Three-month growth, however, has been back inside the pre-pandemic range since July last year – it was 4.2% annualised in April.
Monetary trends have yet to reflect fully recent policy tightening. The April-only numbers hint at further weakness: non-financial M4 rose by only 0.2% on the month, while non-financial M1 was flat.
The latest three-month increase of 4.2% annualised may overstate underlying growth because of retail investors switching out of mutual funds into bank and building society deposits in response to recent market losses. A broader savings measure including National Savings, foreign currency deposits and retail mutual funds grew by an estimated 2.9% annualised in the three months to April**.
A further rise in consumer price momentum, meanwhile, has intensified the squeeze on real money balances. Non-financial M4 and M1 fell by 3.4% and 3.3% (not annualised) respectively in the six months to April – chart 2.
Chart 2
Although three-month money growth has been running at a target-consistent pace for several quarters, the usual “long and variable lag” suggests that a normalisation of inflation may be delayed until late 2023 or 2024.

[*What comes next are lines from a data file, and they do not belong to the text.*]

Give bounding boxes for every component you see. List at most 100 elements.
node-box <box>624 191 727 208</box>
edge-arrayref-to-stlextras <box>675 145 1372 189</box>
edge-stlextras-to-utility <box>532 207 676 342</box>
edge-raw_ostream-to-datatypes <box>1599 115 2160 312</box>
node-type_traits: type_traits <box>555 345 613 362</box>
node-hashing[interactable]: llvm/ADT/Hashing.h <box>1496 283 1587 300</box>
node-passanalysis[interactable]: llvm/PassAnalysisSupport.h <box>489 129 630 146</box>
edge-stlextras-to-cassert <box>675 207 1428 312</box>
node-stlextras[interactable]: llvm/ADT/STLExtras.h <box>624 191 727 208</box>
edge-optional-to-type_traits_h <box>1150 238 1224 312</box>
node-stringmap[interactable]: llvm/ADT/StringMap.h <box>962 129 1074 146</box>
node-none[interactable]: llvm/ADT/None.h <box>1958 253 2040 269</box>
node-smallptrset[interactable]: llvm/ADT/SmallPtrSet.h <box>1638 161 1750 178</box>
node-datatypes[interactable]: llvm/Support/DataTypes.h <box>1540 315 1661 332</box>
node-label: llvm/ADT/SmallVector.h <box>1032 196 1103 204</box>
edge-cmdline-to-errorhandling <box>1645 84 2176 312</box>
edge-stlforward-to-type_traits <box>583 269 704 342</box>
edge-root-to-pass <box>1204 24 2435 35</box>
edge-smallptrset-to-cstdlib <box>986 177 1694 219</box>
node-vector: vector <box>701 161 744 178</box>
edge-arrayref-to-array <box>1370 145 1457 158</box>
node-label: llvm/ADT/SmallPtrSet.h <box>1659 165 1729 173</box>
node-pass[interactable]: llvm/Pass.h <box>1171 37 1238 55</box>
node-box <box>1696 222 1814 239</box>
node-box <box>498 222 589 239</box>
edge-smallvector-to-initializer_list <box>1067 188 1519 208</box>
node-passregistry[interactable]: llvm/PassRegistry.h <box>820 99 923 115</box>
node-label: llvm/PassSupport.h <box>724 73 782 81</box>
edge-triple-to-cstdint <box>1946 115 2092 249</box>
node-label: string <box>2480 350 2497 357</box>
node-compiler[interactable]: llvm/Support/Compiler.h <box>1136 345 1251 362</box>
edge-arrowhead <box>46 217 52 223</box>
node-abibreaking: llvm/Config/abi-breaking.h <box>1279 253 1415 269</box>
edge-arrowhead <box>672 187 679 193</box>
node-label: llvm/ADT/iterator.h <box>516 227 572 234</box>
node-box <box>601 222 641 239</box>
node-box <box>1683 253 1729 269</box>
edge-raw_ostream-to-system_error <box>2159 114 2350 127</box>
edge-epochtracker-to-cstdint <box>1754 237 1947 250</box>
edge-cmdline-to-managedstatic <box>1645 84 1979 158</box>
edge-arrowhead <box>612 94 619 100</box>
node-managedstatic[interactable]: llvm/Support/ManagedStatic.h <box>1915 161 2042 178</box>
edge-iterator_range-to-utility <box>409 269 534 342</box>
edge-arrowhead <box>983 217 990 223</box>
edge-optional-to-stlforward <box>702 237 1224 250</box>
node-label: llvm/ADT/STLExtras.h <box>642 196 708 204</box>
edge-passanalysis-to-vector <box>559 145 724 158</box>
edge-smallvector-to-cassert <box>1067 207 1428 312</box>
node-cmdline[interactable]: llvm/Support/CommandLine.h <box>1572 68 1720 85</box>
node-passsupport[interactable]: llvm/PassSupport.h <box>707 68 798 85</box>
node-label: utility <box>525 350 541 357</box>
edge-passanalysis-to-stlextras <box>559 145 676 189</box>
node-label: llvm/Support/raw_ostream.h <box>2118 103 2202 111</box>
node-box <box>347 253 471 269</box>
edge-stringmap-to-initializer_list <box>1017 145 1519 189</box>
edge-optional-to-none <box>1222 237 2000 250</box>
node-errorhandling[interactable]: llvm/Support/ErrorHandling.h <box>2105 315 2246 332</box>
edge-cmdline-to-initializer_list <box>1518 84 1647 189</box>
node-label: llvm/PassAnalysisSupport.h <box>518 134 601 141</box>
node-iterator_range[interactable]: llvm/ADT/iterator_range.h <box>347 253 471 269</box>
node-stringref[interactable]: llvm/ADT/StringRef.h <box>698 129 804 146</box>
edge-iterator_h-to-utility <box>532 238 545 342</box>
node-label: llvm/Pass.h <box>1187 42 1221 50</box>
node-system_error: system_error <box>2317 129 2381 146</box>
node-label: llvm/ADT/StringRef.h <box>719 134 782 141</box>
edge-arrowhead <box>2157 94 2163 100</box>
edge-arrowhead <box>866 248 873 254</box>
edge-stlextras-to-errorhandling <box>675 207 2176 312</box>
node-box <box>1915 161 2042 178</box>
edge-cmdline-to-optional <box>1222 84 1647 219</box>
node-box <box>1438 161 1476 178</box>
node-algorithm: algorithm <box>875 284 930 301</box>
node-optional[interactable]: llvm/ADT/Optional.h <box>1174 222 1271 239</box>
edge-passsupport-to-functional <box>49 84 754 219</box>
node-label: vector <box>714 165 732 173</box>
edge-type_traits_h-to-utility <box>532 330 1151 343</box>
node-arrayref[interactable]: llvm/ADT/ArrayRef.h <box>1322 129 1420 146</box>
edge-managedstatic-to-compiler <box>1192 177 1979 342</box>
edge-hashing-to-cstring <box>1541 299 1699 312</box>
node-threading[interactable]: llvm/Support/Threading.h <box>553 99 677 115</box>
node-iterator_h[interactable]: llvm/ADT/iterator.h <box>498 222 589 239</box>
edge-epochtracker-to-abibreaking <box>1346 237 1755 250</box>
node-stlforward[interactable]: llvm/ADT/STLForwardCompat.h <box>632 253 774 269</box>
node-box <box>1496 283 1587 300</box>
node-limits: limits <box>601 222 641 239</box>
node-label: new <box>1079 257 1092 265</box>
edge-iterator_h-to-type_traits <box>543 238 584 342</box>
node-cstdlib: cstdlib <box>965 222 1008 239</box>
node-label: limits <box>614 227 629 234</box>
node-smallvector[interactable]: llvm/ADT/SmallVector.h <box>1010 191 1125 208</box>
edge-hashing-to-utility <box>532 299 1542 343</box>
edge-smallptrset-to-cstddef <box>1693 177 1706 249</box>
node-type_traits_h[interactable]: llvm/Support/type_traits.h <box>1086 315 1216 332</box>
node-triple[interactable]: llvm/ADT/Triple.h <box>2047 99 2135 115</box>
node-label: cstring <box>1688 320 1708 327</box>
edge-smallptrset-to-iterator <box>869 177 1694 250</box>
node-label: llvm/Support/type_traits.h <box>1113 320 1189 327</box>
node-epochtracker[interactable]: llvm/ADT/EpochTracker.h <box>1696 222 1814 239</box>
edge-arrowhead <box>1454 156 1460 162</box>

Economists were last week debating whether Chancellor Sunak’s latest cost of living support package would add to inflationary pressures. The net cost of £10 billion equates to only 0.4% of non-financial M4, i.e. the package won’t shift the dial on monetary trends and, by extension, inflation prospects even if fully financed via the banking system (unlikely).
*M4 holdings of the household sector and private non-financial corporations.
**This assumes zero net purchases of retail mutual funds in April, following net sales in February and March.